Boston University

Passing of sociologist Peter Berger provokes nostalgia about religion news coverage

Passing of sociologist Peter Berger provokes nostalgia about religion news coverage

Boston University’s iconoclastic sociologist Peter Berger, who died June 27 at age 88, was one of those doubly valuable stars of the religion beat, both as a provider of pertinent quotes (if you could get him on the phone) and as a thinker whose every book and article needed to be checked out for news potential.  

It was a pleasure to see the byline of Joseph Berger (no relation) on The New York Times obit. He boasts the unique distinction of winning the  top Religion Newswriters Association award three years running while with Long Island Newsday (1982, 1983, 1984) and covered the beat for the Times as well.

The combination of Berger and Berger provokes nostalgia about the past, with this for analysts of current media to ponder: What is the ongoing place for coverage of important religious scholarship and books?

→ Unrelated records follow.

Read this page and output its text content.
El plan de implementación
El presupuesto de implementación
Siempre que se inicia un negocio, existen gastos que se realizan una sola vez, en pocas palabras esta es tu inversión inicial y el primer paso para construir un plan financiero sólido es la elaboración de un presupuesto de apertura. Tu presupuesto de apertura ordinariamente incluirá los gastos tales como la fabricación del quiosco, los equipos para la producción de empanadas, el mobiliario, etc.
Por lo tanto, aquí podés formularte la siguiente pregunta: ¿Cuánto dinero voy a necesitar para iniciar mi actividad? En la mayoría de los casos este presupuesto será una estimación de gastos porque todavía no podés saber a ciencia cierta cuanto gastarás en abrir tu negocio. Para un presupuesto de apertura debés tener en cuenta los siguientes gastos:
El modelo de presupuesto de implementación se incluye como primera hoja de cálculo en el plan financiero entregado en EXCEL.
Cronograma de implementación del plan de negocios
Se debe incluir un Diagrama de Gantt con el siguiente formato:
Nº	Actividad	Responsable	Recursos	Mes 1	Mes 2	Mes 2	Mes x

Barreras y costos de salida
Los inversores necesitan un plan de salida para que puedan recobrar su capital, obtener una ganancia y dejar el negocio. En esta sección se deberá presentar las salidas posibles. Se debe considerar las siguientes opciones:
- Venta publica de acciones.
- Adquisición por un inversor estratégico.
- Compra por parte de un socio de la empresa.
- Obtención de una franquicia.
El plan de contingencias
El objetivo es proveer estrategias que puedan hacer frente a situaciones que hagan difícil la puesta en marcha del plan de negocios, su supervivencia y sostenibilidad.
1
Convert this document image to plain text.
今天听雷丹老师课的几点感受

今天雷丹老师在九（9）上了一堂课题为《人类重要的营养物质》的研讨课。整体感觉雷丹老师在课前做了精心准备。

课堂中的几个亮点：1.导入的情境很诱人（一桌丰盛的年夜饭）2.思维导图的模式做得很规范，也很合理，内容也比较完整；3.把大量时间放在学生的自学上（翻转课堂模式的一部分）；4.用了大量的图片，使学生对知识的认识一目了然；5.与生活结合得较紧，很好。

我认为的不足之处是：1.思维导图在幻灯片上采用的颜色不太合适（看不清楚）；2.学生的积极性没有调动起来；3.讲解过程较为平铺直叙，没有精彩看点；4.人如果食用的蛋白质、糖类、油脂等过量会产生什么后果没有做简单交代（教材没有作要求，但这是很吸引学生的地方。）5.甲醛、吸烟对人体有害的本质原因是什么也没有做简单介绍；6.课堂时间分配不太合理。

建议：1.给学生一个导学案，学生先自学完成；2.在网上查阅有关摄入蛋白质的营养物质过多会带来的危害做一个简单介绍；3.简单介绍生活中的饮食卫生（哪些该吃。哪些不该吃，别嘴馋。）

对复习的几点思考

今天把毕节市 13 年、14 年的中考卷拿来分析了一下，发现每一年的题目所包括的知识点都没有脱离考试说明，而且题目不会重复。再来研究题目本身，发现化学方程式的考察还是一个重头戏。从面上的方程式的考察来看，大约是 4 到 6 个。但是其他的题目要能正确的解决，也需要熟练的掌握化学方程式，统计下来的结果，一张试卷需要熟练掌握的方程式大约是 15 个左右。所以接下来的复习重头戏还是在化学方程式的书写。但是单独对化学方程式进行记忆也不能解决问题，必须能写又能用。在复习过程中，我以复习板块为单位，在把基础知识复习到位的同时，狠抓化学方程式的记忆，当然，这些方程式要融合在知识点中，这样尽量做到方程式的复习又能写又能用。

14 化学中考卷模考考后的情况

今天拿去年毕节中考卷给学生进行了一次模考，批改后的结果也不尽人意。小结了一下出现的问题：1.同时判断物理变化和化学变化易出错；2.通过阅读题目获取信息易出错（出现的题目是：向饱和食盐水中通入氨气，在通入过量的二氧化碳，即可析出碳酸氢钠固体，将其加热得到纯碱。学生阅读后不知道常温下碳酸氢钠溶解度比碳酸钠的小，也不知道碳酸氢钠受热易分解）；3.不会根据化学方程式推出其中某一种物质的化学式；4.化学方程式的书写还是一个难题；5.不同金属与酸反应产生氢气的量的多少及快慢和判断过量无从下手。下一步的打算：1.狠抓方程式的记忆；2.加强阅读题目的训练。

Not so long ago, the better mainstream print media paid considerable attention to religious thought, with pieces often written by specialists, providing a refreshing break from the daily squabbles that tend to dominate news coverage. Today, such treatments are largely relegated to the Internet, and often presented from a sectarian viewpoint. (TV and radio news rarely did or do much.)

As the Times noted, Peter Berger got the widest notice when he twitted the “God Is Dead” fad with his 1969 book “A Rumor of Angels: Modern Society and the Rediscovery of the Supernatural.” Ever the skeptic, Berger turned his skeptical eye toward skepticism, arguing that there’s good reason to perceive transcendent forces at work in the universe.

That contrarian claim emerged alongside Berger’s abandonment of the well-entrenched “secularization thesis” which he had long embraced.